Wilkins received a Joseph Fielding Smith scholarship to BYU. He graduated at the top of his class in the BYU School of Fine Arts and Communication. He earned his bachelor's degree in journalism. As a student at J. Reuben Clark Law School he was the top of his class and was the editor-in-chief of the Brigham Young University law review. He then worked as a law clerk for Robert A. Ainsworth Jr.

Wilkins was the Assistant Solicitor General under Rex E. Lee. While in this position he argued eight cases before the Supreme Court. He wrote the brief that Lee used to argue the government case in Akron Center for Reproductive Health v. The State of Ohio. He also drafted the legislation regulating abortion passed by the Utah legislature in the early 1990s.

As early as 1978 Wilkins wrote a paper on marriage law in Italy. However Prior to the mid-1990s Wilkins focused much of his work on land issues, such as public domain.

In 1996 Wilkins went to an international conference on the family at Istanbul, where he delivered a paper on the importance of language in UN policy statements. Wilkins has written a book with Esther Rasband about his work at the Istanbul Conference.

Wilkins was the director of the World Family Policy Center at BYU. He was also the founder of Defend Marriage, a group with the goal of opposing the legalization of same-sex marriage. He was a member of the organizing committee for the UN conference on the family held in Doha, Qatar.

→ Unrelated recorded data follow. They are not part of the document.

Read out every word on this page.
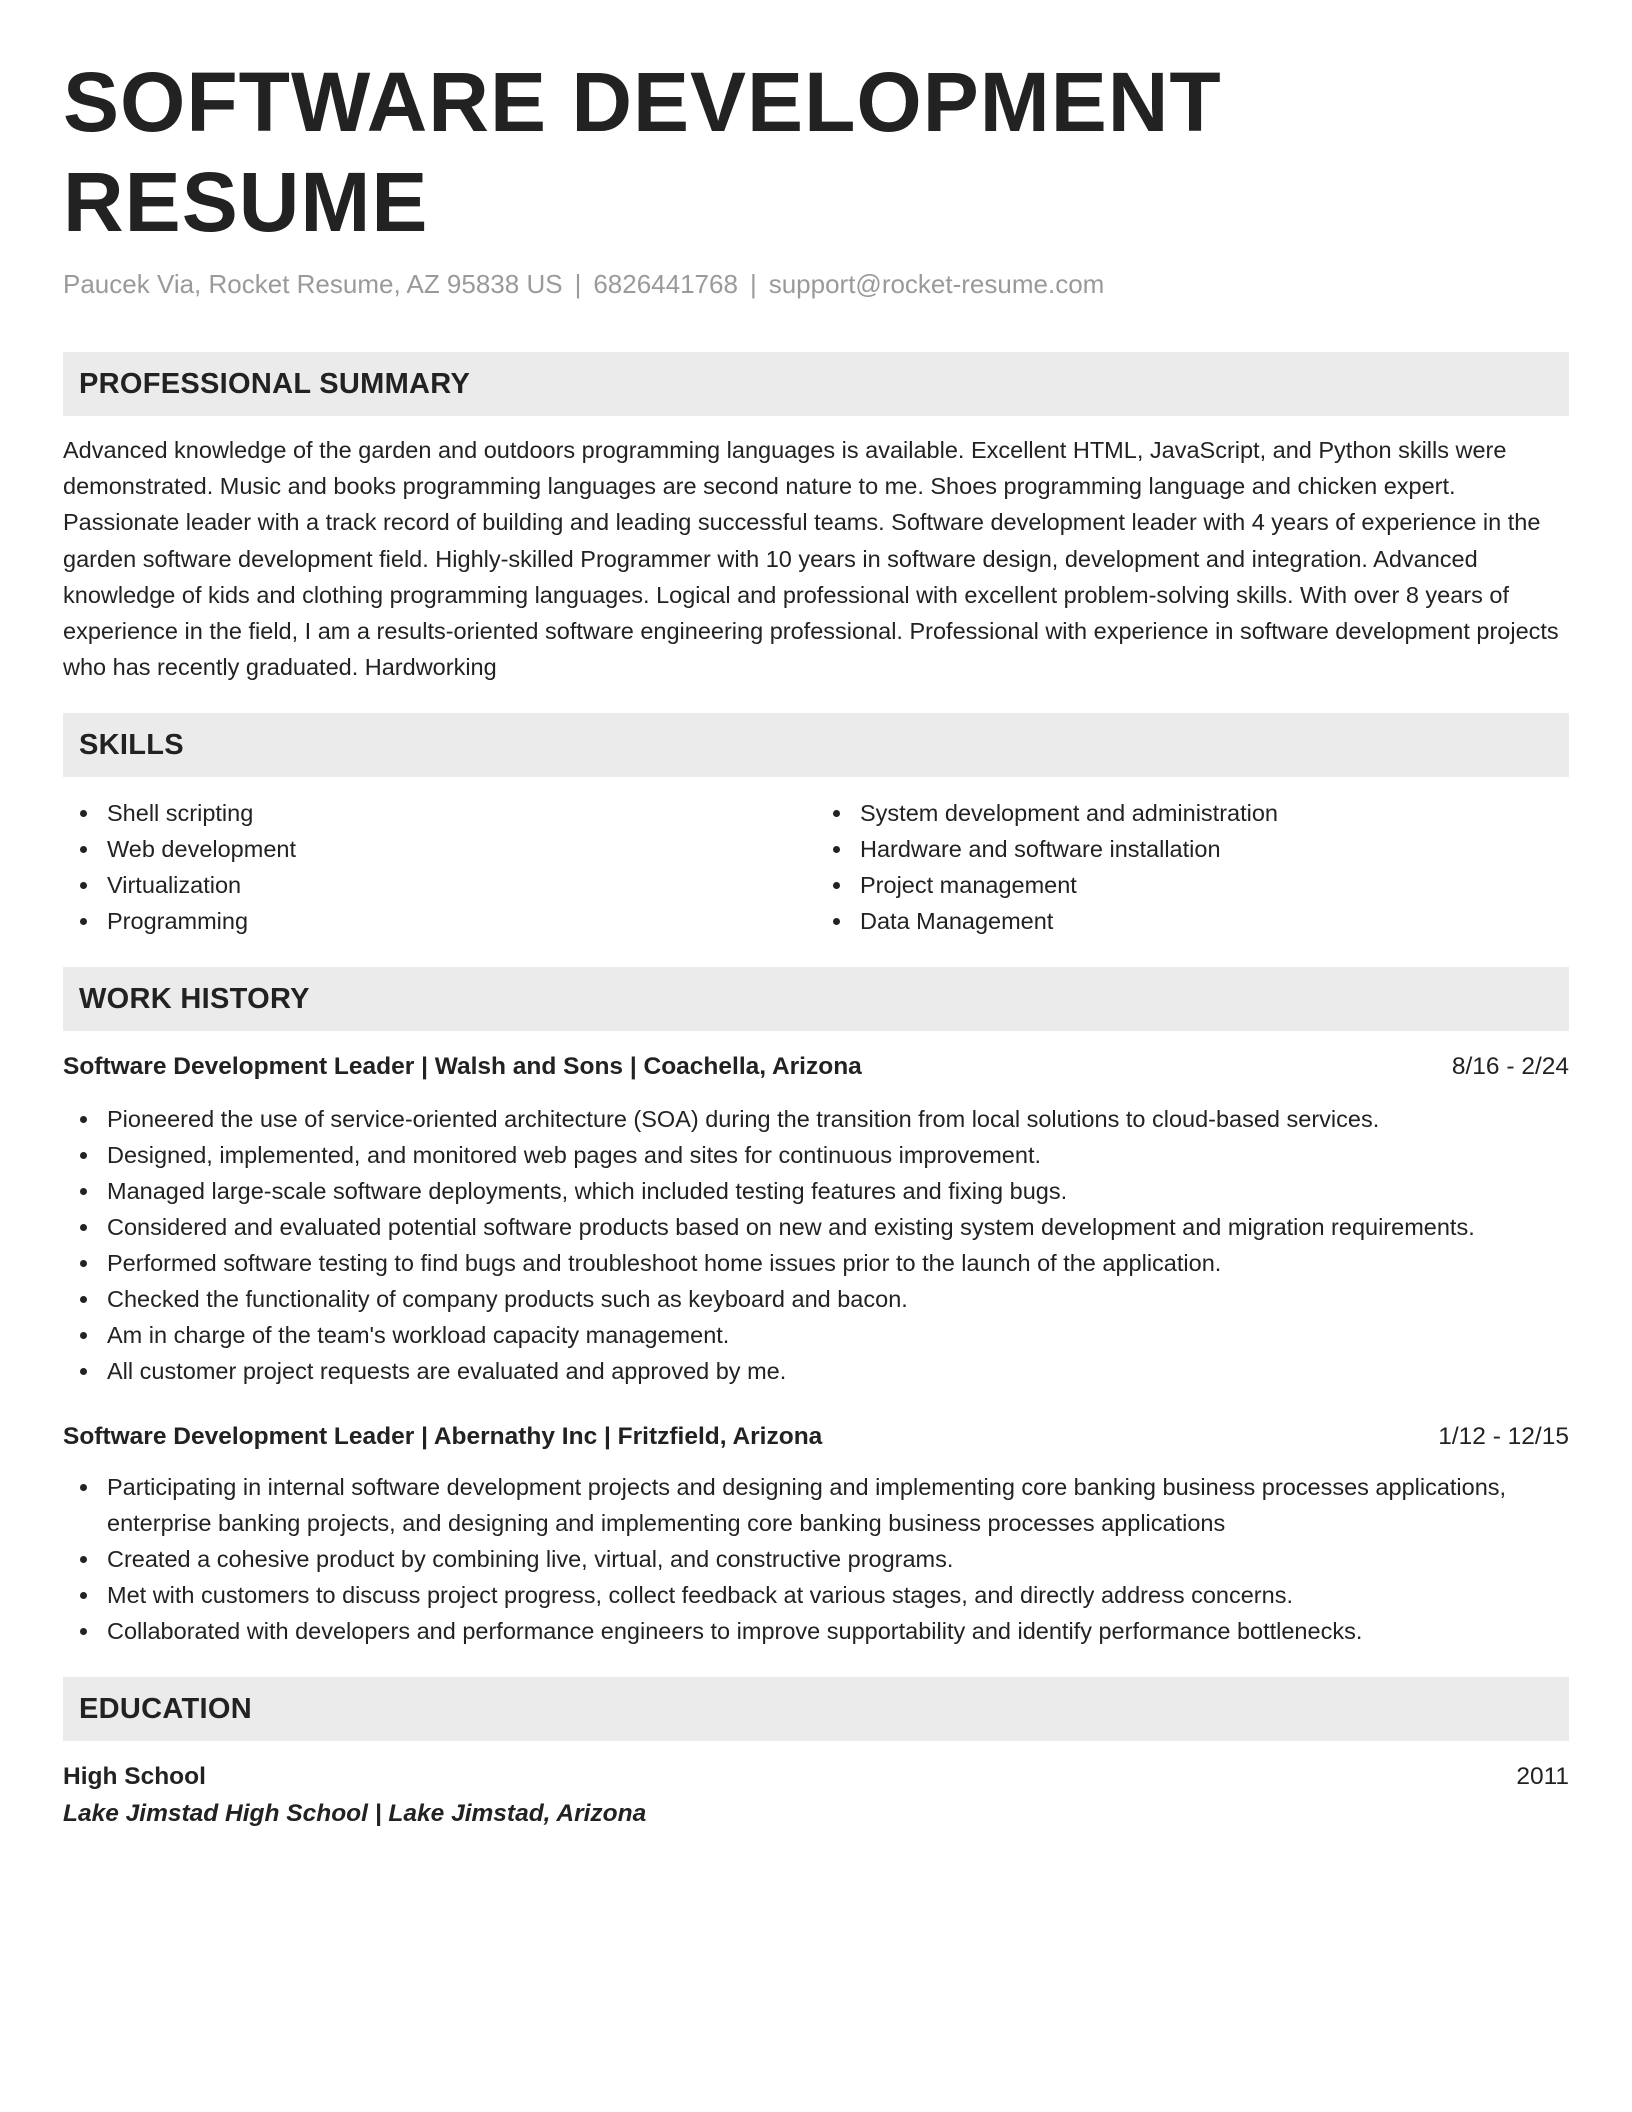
SOFTWARE DEVELOPMENT RESUME
Paucek Via, Rocket Resume, AZ 95838 US | 6826441768 | support@rocket-resume.com
PROFESSIONAL SUMMARY

Advanced knowledge of the garden and outdoors programming languages is available. Excellent HTML, JavaScript, and Python skills were demonstrated. Music and books programming languages are second nature to me. Shoes programming language and chicken expert. Passionate leader with a track record of building and leading successful teams. Software development leader with 4 years of experience in the garden software development field. Highly-skilled Programmer with 10 years in software design, development and integration. Advanced knowledge of kids and clothing programming languages. Logical and professional with excellent problem-solving skills. With over 8 years of experience in the field, I am a results-oriented software engineering professional. Professional with experience in software development projects who has recently graduated. Hardworking

SKILLS
Shell scripting
Web development
Virtualization
Programming
System development and administration
Hardware and software installation
Project management
Data Management
WORK HISTORY
Software Development Leader | Walsh and Sons | Coachella, Arizona	8/16 - 2/24
Pioneered the use of service-oriented architecture (SOA) during the transition from local solutions to cloud-based services.
Designed, implemented, and monitored web pages and sites for continuous improvement.
Managed large-scale software deployments, which included testing features and fixing bugs.
Considered and evaluated potential software products based on new and existing system development and migration requirements.
Performed software testing to find bugs and troubleshoot home issues prior to the launch of the application.
Checked the functionality of company products such as keyboard and bacon.
Am in charge of the team's workload capacity management.
All customer project requests are evaluated and approved by me.
Software Development Leader | Abernathy Inc | Fritzfield, Arizona	1/12 - 12/15
Participating in internal software development projects and designing and implementing core banking business processes applications, enterprise banking projects, and designing and implementing core banking business processes applications
Created a cohesive product by combining live, virtual, and constructive programs.
Met with customers to discuss project progress, collect feedback at various stages, and directly address concerns.
Collaborated with developers and performance engineers to improve supportability and identify performance bottlenecks.
EDUCATION
High School	2011
Lake Jimstad High School | Lake Jimstad, Arizona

Wilkins participated in several World Policy Center Forums held in Provo, Utah.

Wilkins wrote several articles and books on international law, the definition of the family, laws on abortion and other related topics. He also wrote a piece for Marriage and Same Sex Unions a Debate by Lynn D. Wardle.

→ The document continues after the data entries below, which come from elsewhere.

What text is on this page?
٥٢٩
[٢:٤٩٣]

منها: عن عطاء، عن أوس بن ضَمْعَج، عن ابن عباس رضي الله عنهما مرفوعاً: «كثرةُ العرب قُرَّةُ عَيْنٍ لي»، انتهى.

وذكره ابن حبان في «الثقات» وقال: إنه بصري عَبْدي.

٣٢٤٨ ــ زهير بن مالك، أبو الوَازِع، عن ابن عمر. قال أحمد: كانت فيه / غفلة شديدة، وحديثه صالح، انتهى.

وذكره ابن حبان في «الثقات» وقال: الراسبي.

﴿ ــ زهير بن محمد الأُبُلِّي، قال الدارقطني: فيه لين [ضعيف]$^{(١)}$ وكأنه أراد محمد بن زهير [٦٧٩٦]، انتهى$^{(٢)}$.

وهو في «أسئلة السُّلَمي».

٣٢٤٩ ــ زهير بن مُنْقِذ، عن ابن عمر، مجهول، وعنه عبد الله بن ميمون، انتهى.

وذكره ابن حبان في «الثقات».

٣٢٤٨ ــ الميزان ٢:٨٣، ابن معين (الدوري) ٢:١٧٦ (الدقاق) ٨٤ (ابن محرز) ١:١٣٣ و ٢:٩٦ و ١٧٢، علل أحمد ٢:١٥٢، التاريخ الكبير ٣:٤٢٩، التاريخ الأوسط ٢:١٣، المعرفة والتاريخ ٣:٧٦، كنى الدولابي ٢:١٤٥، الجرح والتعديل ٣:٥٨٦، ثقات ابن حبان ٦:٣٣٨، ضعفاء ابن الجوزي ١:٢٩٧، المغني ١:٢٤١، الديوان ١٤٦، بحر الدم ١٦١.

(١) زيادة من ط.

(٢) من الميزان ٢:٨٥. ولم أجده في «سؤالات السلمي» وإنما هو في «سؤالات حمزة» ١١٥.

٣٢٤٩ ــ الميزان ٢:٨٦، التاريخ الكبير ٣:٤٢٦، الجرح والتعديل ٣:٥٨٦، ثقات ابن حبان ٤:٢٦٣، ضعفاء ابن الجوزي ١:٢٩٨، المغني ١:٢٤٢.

At the time he went to Istanbul Wilkins was serving as an LDS Bishop in a ward in Provo.

Wilkins was attacked by Jack Huberman for being willing to work with fundamentalist Muslims against same-sex marriage and women's rights.

Wilkins was also a stage actor. From 1984 until 2011 he played Ebenezer Scrooge in the annual Hale Center Theatre production of Dickens "A Christmas Carol".

After his retirement from BYU Wilkins became the Managing Director of the Doha International Institute for Family Studies and Development.

Wilkins was survived by his wife Melany and four children.